I was reading Save and Load model but it wasn’t clear why I’d use torch.save over pickle.dump.
What worries me is that my Neural Net modules/object have many more things inside of them besides only parameters. Since pytorch saves things using the state_dict that worried me that something might be missing (https://pytorch.org/tutorials/beginner/saving_loading_models.html).
Isn’t for my use case easier to simply use the pickle.dump function? Why would I use torch.save in general?
The state_dict will store all registered parameters and buffers.
If you need to serialize some tensors, you should thus create an nn.Parameter, if it’s trainable, or a buffer via self.register_buffer(name, tensor), if it’s not trainable.
That’s generally not recommended.
Instead you should store the state_dicts and the source files separately.
Storing e.g. the complete model could force you to recreate exactly the same file and folder structure.
Hi @ptrblck thanks for your responses! Greatly appreciated
I am curious, why is it not recommended to store the whole python program state? (or as close to that as possible).
I am currently using dill to simulate this as much as possible because my neural network module classes contain pointers to many things, including lambda functions I’d like to restore properly.
As mentioned in my last post, you could be forced to recreate the exact find and folder structure, if you save the complete model via torch.save.
I don’t know how dill is working in this case.
yes, the same file structure needs to maintain.
moreover, the tensor function will still be the one used when saving.
i loaded a yolov5 model which is version 4.0 and uses silu as act. but i accidentally used local version of yolov5 version1.0 which uses leaky relu. however, the model still uses silu. i guess the function is stored in tensor.
@ptrblck I have a follow-up question to this. In our production, we have frequently encountered incompatibility issues due to saving/loading and changed source files.
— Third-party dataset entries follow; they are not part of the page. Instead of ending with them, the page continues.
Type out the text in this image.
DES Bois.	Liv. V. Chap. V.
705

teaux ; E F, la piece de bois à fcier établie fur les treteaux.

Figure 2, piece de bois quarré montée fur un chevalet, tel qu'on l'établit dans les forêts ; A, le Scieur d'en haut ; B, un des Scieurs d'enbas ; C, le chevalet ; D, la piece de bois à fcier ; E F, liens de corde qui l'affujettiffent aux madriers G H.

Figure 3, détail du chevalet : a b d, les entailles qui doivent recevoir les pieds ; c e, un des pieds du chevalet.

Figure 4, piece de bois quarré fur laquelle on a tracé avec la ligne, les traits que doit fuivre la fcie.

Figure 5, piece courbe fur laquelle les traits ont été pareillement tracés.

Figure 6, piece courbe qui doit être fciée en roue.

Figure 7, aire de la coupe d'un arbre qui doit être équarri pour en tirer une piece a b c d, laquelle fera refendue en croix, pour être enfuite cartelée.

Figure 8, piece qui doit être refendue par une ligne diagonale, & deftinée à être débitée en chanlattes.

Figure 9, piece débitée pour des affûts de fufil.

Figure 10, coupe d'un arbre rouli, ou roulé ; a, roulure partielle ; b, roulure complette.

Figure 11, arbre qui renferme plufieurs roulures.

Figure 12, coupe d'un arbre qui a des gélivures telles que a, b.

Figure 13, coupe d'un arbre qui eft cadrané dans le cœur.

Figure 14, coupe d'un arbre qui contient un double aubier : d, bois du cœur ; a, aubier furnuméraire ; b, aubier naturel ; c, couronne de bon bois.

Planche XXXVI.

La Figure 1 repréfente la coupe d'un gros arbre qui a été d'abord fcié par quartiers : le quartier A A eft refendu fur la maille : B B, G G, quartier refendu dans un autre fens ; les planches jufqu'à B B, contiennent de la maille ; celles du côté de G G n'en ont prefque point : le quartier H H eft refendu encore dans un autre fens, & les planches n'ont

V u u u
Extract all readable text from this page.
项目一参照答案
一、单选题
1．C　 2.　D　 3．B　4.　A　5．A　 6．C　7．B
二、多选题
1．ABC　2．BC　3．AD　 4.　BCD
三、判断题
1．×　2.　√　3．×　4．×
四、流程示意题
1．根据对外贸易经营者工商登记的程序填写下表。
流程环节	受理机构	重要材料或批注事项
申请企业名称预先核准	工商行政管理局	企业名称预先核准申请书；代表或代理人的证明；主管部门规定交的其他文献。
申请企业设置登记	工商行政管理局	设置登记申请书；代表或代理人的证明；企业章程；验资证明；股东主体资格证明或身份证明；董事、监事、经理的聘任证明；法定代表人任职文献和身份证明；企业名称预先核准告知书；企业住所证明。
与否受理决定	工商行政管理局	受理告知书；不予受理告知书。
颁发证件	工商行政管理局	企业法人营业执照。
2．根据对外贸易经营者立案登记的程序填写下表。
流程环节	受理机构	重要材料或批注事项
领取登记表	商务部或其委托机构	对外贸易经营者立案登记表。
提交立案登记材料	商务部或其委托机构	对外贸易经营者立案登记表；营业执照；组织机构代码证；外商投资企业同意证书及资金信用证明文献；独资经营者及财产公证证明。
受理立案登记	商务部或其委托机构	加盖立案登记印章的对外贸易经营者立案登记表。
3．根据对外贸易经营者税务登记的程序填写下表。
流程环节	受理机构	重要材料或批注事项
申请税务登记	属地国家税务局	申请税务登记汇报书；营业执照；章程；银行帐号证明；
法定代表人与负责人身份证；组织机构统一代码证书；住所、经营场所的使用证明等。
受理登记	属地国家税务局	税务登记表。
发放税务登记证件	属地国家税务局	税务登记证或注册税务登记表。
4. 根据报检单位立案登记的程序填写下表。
For example, let’s say we trained and deployed a model in January which would be loaded like so:
from models.ExampleNet import ExampleNet
model = ExampleNet()
loaded = torch.load("example_saved_file.pt")
loaded_state_dict = loaded["state_dict"]
model.load_state_dict(loaded_state_dict)
This seems fine. However, in February some changes to the model definition were made as part of the R&D process, perhaps additional norm layers were added or the model was made deeper. These changes were subsequently pushed to dev, staging, prod and deployed to the live system. The above loading procedure now fails since the model architecture doesn’t match that of the loaded_state_dict. Though saving the model directly is not generally recommended, would doing so here with something like torch.save(trained_model) (instead of its state dict) be a good approach or at least work around? I’m curious to know if there are additional factors that would impact this that still would make it a bad idea.
I don’t believe so as source code changes could easily fail and the error messages might be quite confusing if the model definition changed.
Especially if your model uses and depends on a lot of imports from other scripts, which could be changed, the debugging could become quite challenging.